Santa Monica-based Miramax, which owns the Miramax Films library, on Thursday said it signed a production deal with New York’s Weinstein Co., founded by the brothers after they sold Miramax to Walt Disney Co. in 1993. Disney this month sold the Miramax name and library to Filmyard Holdings, backed by billionaires Ron Tutor and Tom Barrack and Barrack’s Colony Capital LLC. Filmyard outbid the Weinsteins, who had tried to buy back the Miramax catalog in a partnership with Ron Burkle.

The first films to be produced under the agreement will be sequels to “Bad Santa,” “Rounders” and “Shakespeare in Love”. Other potential sequels and TV projects include “Bridget Jones’s Diary”, “Clerks” and “The Amityville Horror.” The partnership adds to existing relationship between the companies on the Scream and Spy Kids franchises, both of which have sequels to be released next spring.

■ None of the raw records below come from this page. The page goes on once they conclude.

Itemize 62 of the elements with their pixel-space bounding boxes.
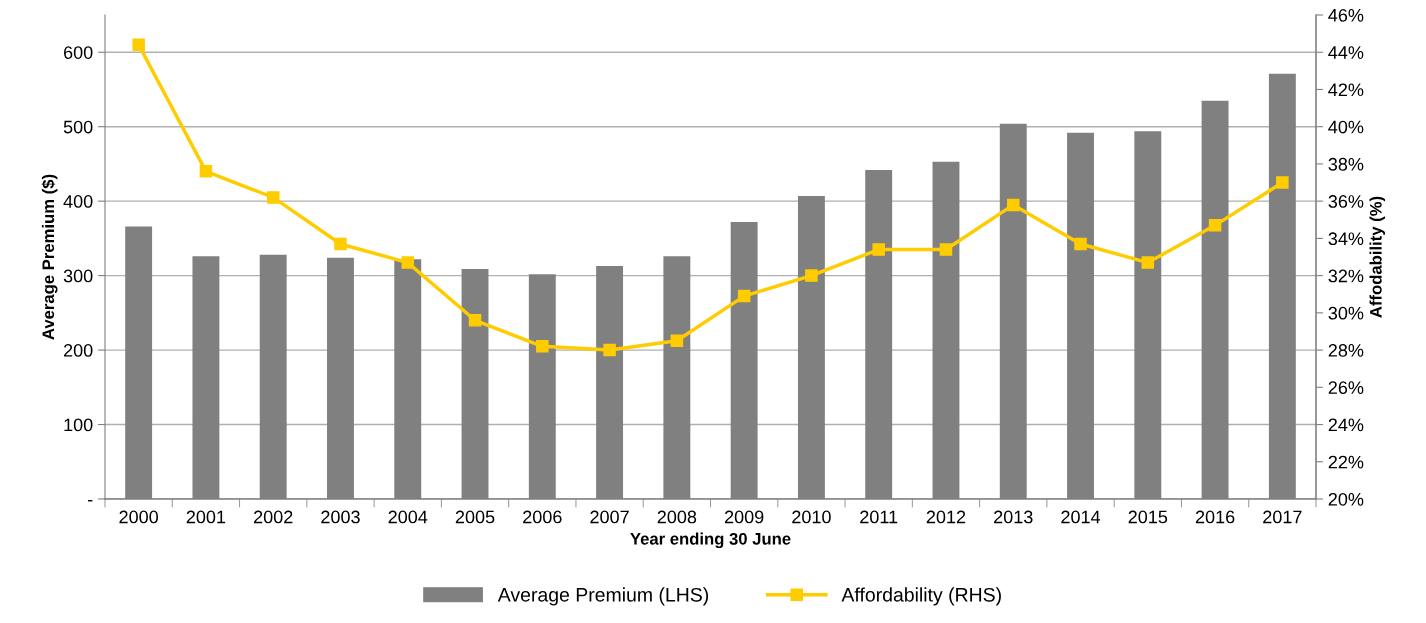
point (468, 314, 482, 327)
point (805, 269, 818, 282)
point (1074, 237, 1087, 251)
x-axis-title: Year ending 30 June (630, 532, 791, 549)
x-tick-label: 2013 (994, 510, 1033, 524)
y2-tick-label: 36% (1328, 195, 1364, 208)
point (1141, 256, 1155, 269)
x-tick-label: 2007 (590, 510, 629, 524)
y2-tick-label: 44% (1328, 46, 1364, 59)
y2-tick-label: 22% (1328, 455, 1364, 469)
legend-label: Affordability (RHS) (841, 587, 1001, 606)
x-tick-label: 2016 (1195, 510, 1235, 524)
x-tick-label: 2003 (321, 510, 360, 524)
point (132, 38, 145, 52)
y-tick-label: 400 (63, 195, 93, 208)
y2-tick-label: 28% (1328, 344, 1364, 357)
x-tick-label: 2004 (388, 510, 428, 524)
x-tick-label: 2010 (792, 510, 831, 524)
point (670, 334, 684, 348)
y-tick-label: 300 (63, 269, 93, 283)
point (536, 340, 549, 353)
y2-tick-label: 40% (1328, 120, 1364, 134)
x-tick-label: 2014 (1061, 510, 1101, 524)
point (266, 191, 280, 204)
x-tick-label: 2001 (186, 510, 226, 524)
x-tick-label: 2012 (926, 510, 966, 524)
point (1006, 198, 1020, 212)
y2-tick-label: 20% (1328, 492, 1364, 506)
y2-tick-label: 30% (1328, 306, 1364, 320)
y2-tick-label: 24% (1328, 418, 1364, 432)
x-tick-label: 2002 (254, 510, 293, 524)
y2-tick-label: 42% (1328, 83, 1364, 97)
y-tick-label: 200 (63, 344, 93, 357)
point (199, 165, 213, 178)
x-tick-label: 2005 (455, 510, 495, 524)
point (737, 289, 751, 303)
x-tick-label: 2011 (860, 510, 898, 524)
point (872, 243, 885, 256)
y-tick-label: 600 (63, 46, 93, 59)
x-tick-label: 2017 (1263, 510, 1302, 524)
point (1208, 219, 1222, 232)
point (1276, 176, 1289, 189)
y2-tick-label: 32% (1328, 269, 1364, 283)
point (401, 256, 415, 269)
x-tick-label: 2009 (724, 510, 764, 524)
point (334, 237, 347, 251)
x-tick-label: 2015 (1128, 510, 1168, 524)
point (939, 243, 953, 256)
y-axis-title: Average Premium ($) (41, 174, 58, 340)
x-tick-label: 2006 (523, 510, 562, 524)
y2-tick-label: 38% (1328, 157, 1364, 171)
y2-tick-label: 26% (1328, 381, 1364, 395)
legend-label: Average Premium (LHS) (497, 587, 709, 606)
x-tick-label: 2000 (119, 510, 159, 524)
x-tick-label: 2008 (657, 510, 697, 524)
y-tick-label: 500 (63, 120, 93, 134)
y2-axis-title: Affodability (%) (1369, 196, 1386, 318)
y2-tick-label: 46% (1328, 8, 1364, 22)
y2-tick-label: 34% (1328, 232, 1364, 246)
y-tick-label: 100 (64, 418, 93, 432)
point (603, 343, 616, 357)
y-tick-label: - (87, 500, 93, 502)
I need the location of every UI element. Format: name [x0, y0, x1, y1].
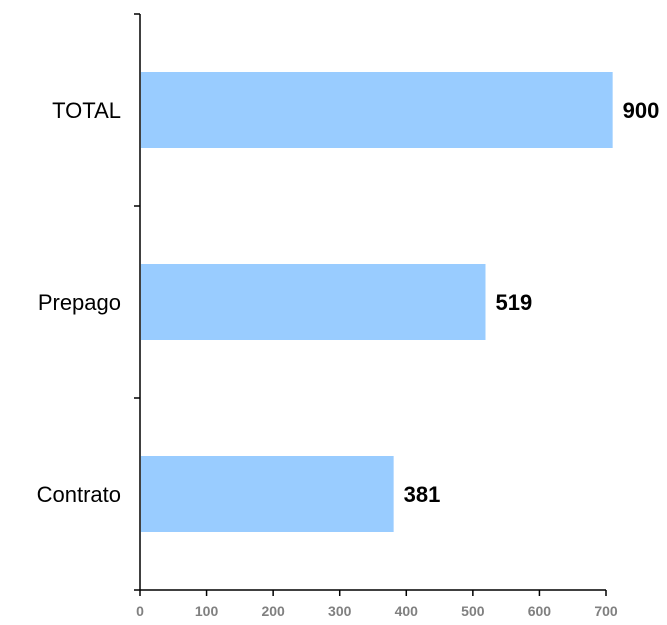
- category-label: Contrato: [37, 482, 121, 507]
- x-tick-label: 500: [461, 603, 485, 619]
- axes: 0 100 200 300 400 500 600 700: [134, 13, 618, 619]
- category-label: TOTAL: [52, 98, 121, 123]
- labels: TOTAL 900 Prepago 519 Contrato 381: [37, 98, 660, 507]
- x-tick-label: 200: [261, 603, 285, 619]
- bars: [141, 72, 613, 532]
- x-tick-label: 0: [136, 603, 144, 619]
- bar-contrato: [141, 456, 394, 532]
- category-label: Prepago: [38, 290, 121, 315]
- x-tick-label: 600: [528, 603, 552, 619]
- x-tick-label: 700: [594, 603, 618, 619]
- x-tick-label: 400: [395, 603, 419, 619]
- data-label: 900: [623, 98, 660, 123]
- bar-prepago: [141, 264, 486, 340]
- data-label: 519: [496, 290, 533, 315]
- x-tick-label: 100: [195, 603, 219, 619]
- bar-total: [141, 72, 613, 148]
- x-tick-label: 300: [328, 603, 352, 619]
- data-label: 381: [404, 482, 441, 507]
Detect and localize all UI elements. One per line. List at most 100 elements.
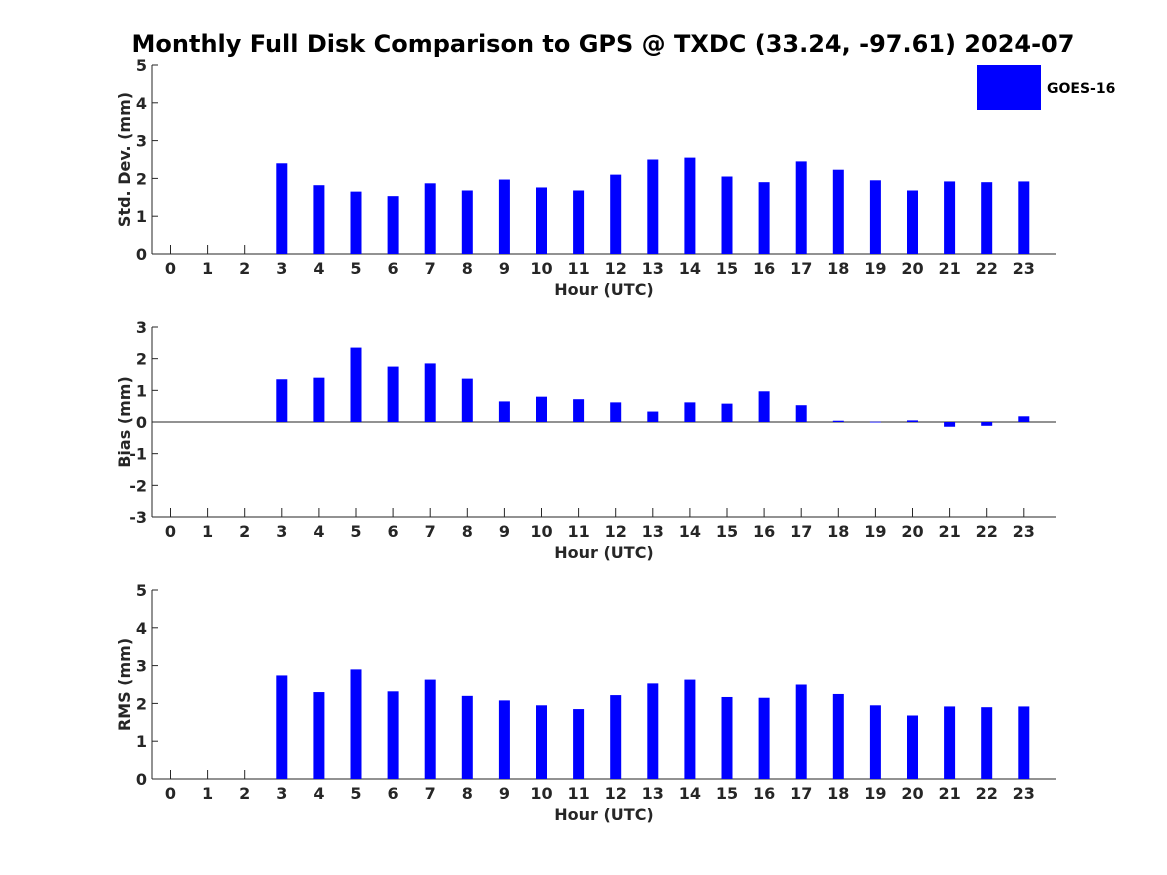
bar-hour-3 xyxy=(276,163,288,254)
x-tick-label: 1 xyxy=(202,259,213,278)
bar-hour-5 xyxy=(350,347,362,422)
x-tick-label: 9 xyxy=(499,522,510,541)
y-tick-label: 1 xyxy=(136,732,147,751)
x-tick-label: 6 xyxy=(388,259,399,278)
x-tick-label: 7 xyxy=(425,259,436,278)
bar-hour-19 xyxy=(869,705,881,779)
x-tick-label: 4 xyxy=(313,259,324,278)
bar-hour-14 xyxy=(684,157,696,254)
x-tick-label: 12 xyxy=(605,784,627,803)
bar-hour-4 xyxy=(313,692,325,779)
x-axis-label: Hour (UTC) xyxy=(554,280,654,299)
y-tick-label: 3 xyxy=(136,132,147,151)
x-tick-label: 1 xyxy=(202,784,213,803)
x-tick-label: 7 xyxy=(425,784,436,803)
x-tick-label: 13 xyxy=(642,522,664,541)
y-tick-label: 5 xyxy=(136,581,147,600)
x-tick-label: 17 xyxy=(790,259,812,278)
x-tick-label: 20 xyxy=(901,522,923,541)
bar-hour-8 xyxy=(461,695,473,779)
bar-hour-6 xyxy=(387,691,399,779)
x-tick-label: 7 xyxy=(425,522,436,541)
bar-hour-22 xyxy=(981,422,993,426)
bar-hour-19 xyxy=(869,421,881,423)
bar-hour-14 xyxy=(684,402,696,422)
bar-hour-16 xyxy=(758,182,770,254)
bar-hour-4 xyxy=(313,377,325,422)
bar-hour-5 xyxy=(350,191,362,254)
y-tick-label: 4 xyxy=(136,94,147,113)
y-tick-label: 3 xyxy=(136,657,147,676)
x-tick-label: 23 xyxy=(1013,522,1035,541)
y-tick-label: 2 xyxy=(136,350,147,369)
x-tick-label: 3 xyxy=(276,784,287,803)
y-axis-label: RMS (mm) xyxy=(115,638,134,731)
bar-hour-10 xyxy=(536,187,547,254)
x-tick-label: 18 xyxy=(827,259,849,278)
x-tick-label: 20 xyxy=(901,784,923,803)
bar-hour-6 xyxy=(387,196,399,254)
x-tick-label: 4 xyxy=(313,522,324,541)
x-tick-label: 5 xyxy=(350,522,361,541)
bar-hour-11 xyxy=(573,709,585,779)
x-tick-label: 23 xyxy=(1013,259,1035,278)
x-tick-label: 12 xyxy=(605,259,627,278)
bar-hour-23 xyxy=(1018,181,1030,254)
bar-hour-13 xyxy=(647,411,659,422)
y-tick-label: 2 xyxy=(136,694,147,713)
x-tick-label: 15 xyxy=(716,522,738,541)
bar-hour-7 xyxy=(424,363,436,422)
bar-hour-14 xyxy=(684,679,696,779)
x-tick-label: 0 xyxy=(165,784,176,803)
bar-hour-4 xyxy=(313,185,325,254)
bar-hour-21 xyxy=(944,181,956,254)
bar-hour-7 xyxy=(424,183,436,254)
y-tick-label: 1 xyxy=(136,381,147,400)
bar-hour-22 xyxy=(981,182,993,254)
x-tick-label: 11 xyxy=(567,259,589,278)
bar-hour-15 xyxy=(721,176,733,254)
x-tick-label: 2 xyxy=(239,522,250,541)
x-tick-label: 16 xyxy=(753,259,775,278)
x-tick-label: 20 xyxy=(901,259,923,278)
y-tick-label: 0 xyxy=(136,245,147,264)
bar-hour-3 xyxy=(276,379,288,422)
bar-hour-17 xyxy=(795,161,807,254)
bar-hour-20 xyxy=(907,190,918,254)
bar-hour-10 xyxy=(536,396,547,422)
chart-title: Monthly Full Disk Comparison to GPS @ TX… xyxy=(132,30,1075,58)
y-tick-label: -3 xyxy=(129,508,147,527)
x-tick-label: 18 xyxy=(827,784,849,803)
y-axis-label: Std. Dev. (mm) xyxy=(115,92,134,227)
y-tick-label: 0 xyxy=(136,770,147,789)
bar-hour-16 xyxy=(758,391,770,422)
x-tick-label: 10 xyxy=(530,259,552,278)
x-tick-label: 14 xyxy=(679,784,701,803)
legend: GOES-16 xyxy=(977,65,1115,110)
bar-hour-15 xyxy=(721,403,733,422)
x-tick-label: 1 xyxy=(202,522,213,541)
legend-swatch xyxy=(977,65,1041,110)
x-tick-label: 4 xyxy=(313,784,324,803)
bar-hour-9 xyxy=(498,401,510,422)
x-tick-label: 21 xyxy=(938,784,960,803)
bar-hour-15 xyxy=(721,696,733,779)
x-tick-label: 13 xyxy=(642,784,664,803)
bar-hour-13 xyxy=(647,683,659,779)
x-tick-label: 14 xyxy=(679,522,701,541)
bar-hour-18 xyxy=(832,693,844,779)
bar-hour-20 xyxy=(907,420,918,422)
x-tick-label: 19 xyxy=(864,259,886,278)
bar-hour-12 xyxy=(610,174,622,254)
x-tick-label: 15 xyxy=(716,784,738,803)
x-tick-label: 8 xyxy=(462,522,473,541)
bar-hour-23 xyxy=(1018,706,1030,779)
bar-hour-18 xyxy=(832,169,844,254)
bar-hour-10 xyxy=(536,705,547,779)
bar-hour-18 xyxy=(832,420,844,422)
x-tick-label: 0 xyxy=(165,522,176,541)
bar-hour-22 xyxy=(981,707,993,779)
x-tick-label: 16 xyxy=(753,784,775,803)
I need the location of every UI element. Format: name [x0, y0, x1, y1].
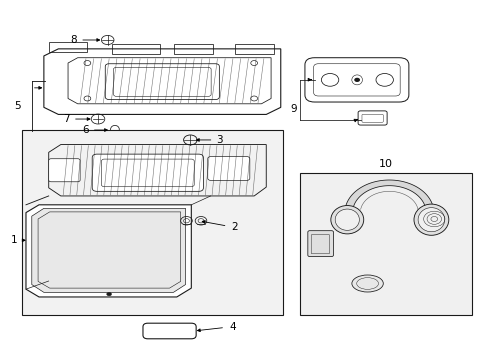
FancyBboxPatch shape — [307, 231, 333, 257]
FancyBboxPatch shape — [207, 157, 249, 180]
FancyBboxPatch shape — [92, 154, 203, 192]
FancyBboxPatch shape — [357, 111, 386, 125]
Ellipse shape — [351, 275, 383, 292]
Ellipse shape — [334, 209, 359, 230]
Bar — [234, 44, 273, 54]
Text: 9: 9 — [289, 104, 296, 114]
Bar — [49, 42, 87, 53]
Bar — [111, 44, 160, 54]
Text: 6: 6 — [82, 125, 89, 135]
Polygon shape — [32, 208, 185, 292]
Text: 8: 8 — [70, 35, 77, 45]
Ellipse shape — [417, 208, 444, 232]
Bar — [300, 173, 471, 315]
Bar — [174, 44, 213, 54]
Text: 7: 7 — [63, 114, 70, 124]
Polygon shape — [49, 145, 265, 196]
Text: 3: 3 — [216, 135, 223, 145]
FancyBboxPatch shape — [49, 159, 80, 182]
Ellipse shape — [330, 206, 363, 234]
Text: 5: 5 — [14, 100, 20, 111]
Polygon shape — [26, 205, 191, 297]
Text: 1: 1 — [11, 235, 17, 245]
Text: 10: 10 — [378, 159, 392, 169]
Bar — [22, 130, 283, 315]
FancyBboxPatch shape — [105, 64, 219, 100]
Circle shape — [106, 292, 111, 296]
Ellipse shape — [413, 204, 448, 235]
Circle shape — [353, 78, 359, 82]
Polygon shape — [345, 180, 432, 208]
FancyBboxPatch shape — [305, 58, 408, 102]
Text: 2: 2 — [230, 222, 237, 232]
Text: 4: 4 — [228, 323, 235, 332]
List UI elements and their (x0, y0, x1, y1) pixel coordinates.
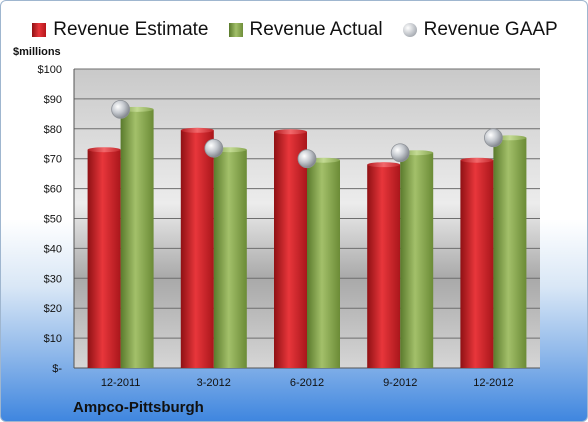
marker-revenue-gaap (297, 149, 317, 169)
y-tick-label: $- (52, 363, 62, 375)
y-tick-label: $30 (44, 273, 62, 285)
y-tick-label: $50 (44, 214, 62, 226)
legend-label-estimate: Revenue Estimate (53, 19, 209, 40)
y-tick-label: $40 (44, 243, 62, 255)
marker-revenue-gaap (483, 128, 503, 148)
bar-revenue-actual (213, 149, 247, 368)
bar-revenue-estimate (180, 130, 214, 368)
y-tick-label: $100 (38, 64, 62, 76)
x-tick-label: 6-2012 (290, 377, 324, 389)
bar-revenue-actual (120, 109, 154, 369)
legend-swatch-gaap (402, 23, 417, 37)
y-tick-label: $10 (44, 333, 62, 345)
bar-revenue-estimate-cap (367, 162, 401, 168)
legend-item-actual: Revenue Actual (228, 19, 383, 41)
y-tick-label: $20 (44, 303, 62, 315)
bar-revenue-estimate-cap (180, 127, 214, 133)
bar-revenue-estimate (87, 149, 121, 368)
y-tick-label: $60 (44, 184, 62, 196)
legend-item-estimate: Revenue Estimate (32, 19, 209, 41)
legend-swatch-estimate (32, 23, 47, 37)
y-tick-label: $70 (44, 154, 62, 166)
bar-revenue-estimate (367, 164, 401, 368)
legend-label-actual: Revenue Actual (249, 19, 383, 40)
bar-revenue-actual (493, 137, 527, 368)
legend-item-gaap: Revenue GAAP (402, 19, 558, 41)
x-tick-label: 3-2012 (197, 377, 231, 389)
x-tick-label: 12-2012 (473, 377, 513, 389)
legend: Revenue Estimate Revenue Actual Revenue … (1, 15, 587, 45)
marker-revenue-gaap (204, 138, 224, 158)
x-tick-label: 12-2011 (101, 377, 141, 389)
x-tick-label: 9-2012 (383, 377, 417, 389)
bar-revenue-actual (400, 152, 434, 368)
bar-revenue-estimate-cap (274, 129, 307, 135)
bar-revenue-estimate (274, 131, 307, 368)
y-tick-label: $90 (44, 94, 62, 106)
bar-revenue-estimate-cap (87, 147, 121, 153)
legend-swatch-actual (228, 23, 243, 37)
bar-revenue-estimate-cap (460, 157, 494, 163)
marker-revenue-gaap (390, 143, 410, 163)
marker-revenue-gaap (111, 99, 130, 119)
bar-revenue-estimate (460, 160, 494, 368)
legend-label-gaap: Revenue GAAP (423, 19, 558, 40)
y-tick-label: $80 (44, 124, 62, 136)
bar-revenue-actual (307, 160, 340, 368)
unit-label: $millions (13, 46, 61, 58)
company-name: Ampco-Pittsburgh (73, 399, 204, 416)
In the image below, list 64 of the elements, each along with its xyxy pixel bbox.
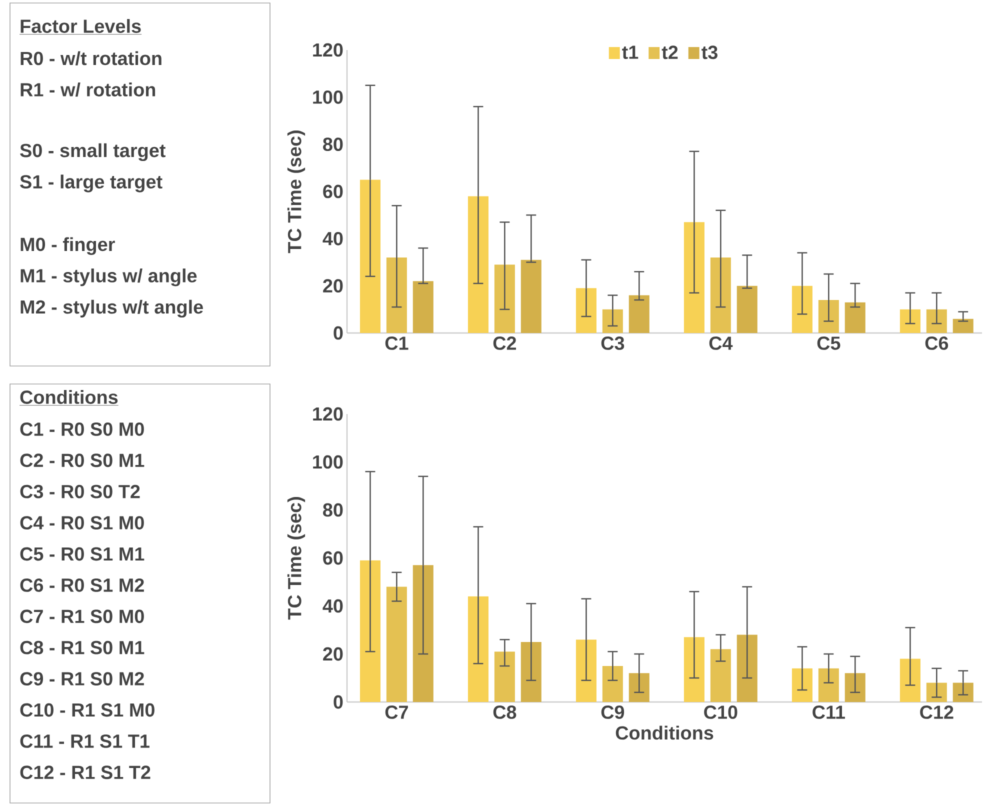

“There is no better partner to build on these great films and turn them into franchises, while also creating exciting new TV properties,” Mike Lang, Miramax chief executive, said in a statement. “This agreement will extend the Miramax library while also enabling us to create new content without committing near-term capital.”

The Miramax library includes 700 motion pictures that were produced, financed or distributed by Miramax Films since 1979. Among its award-winning holdings are “The English Patient,” “Good Will Hunting” and “Pulp Fiction.”

“We are very close to these films and the new management of Miramax also feels that we are in the best position to create sequels that are at once worthy and compelling in their own right,” Harvey and Bob Weinstein said in a statement.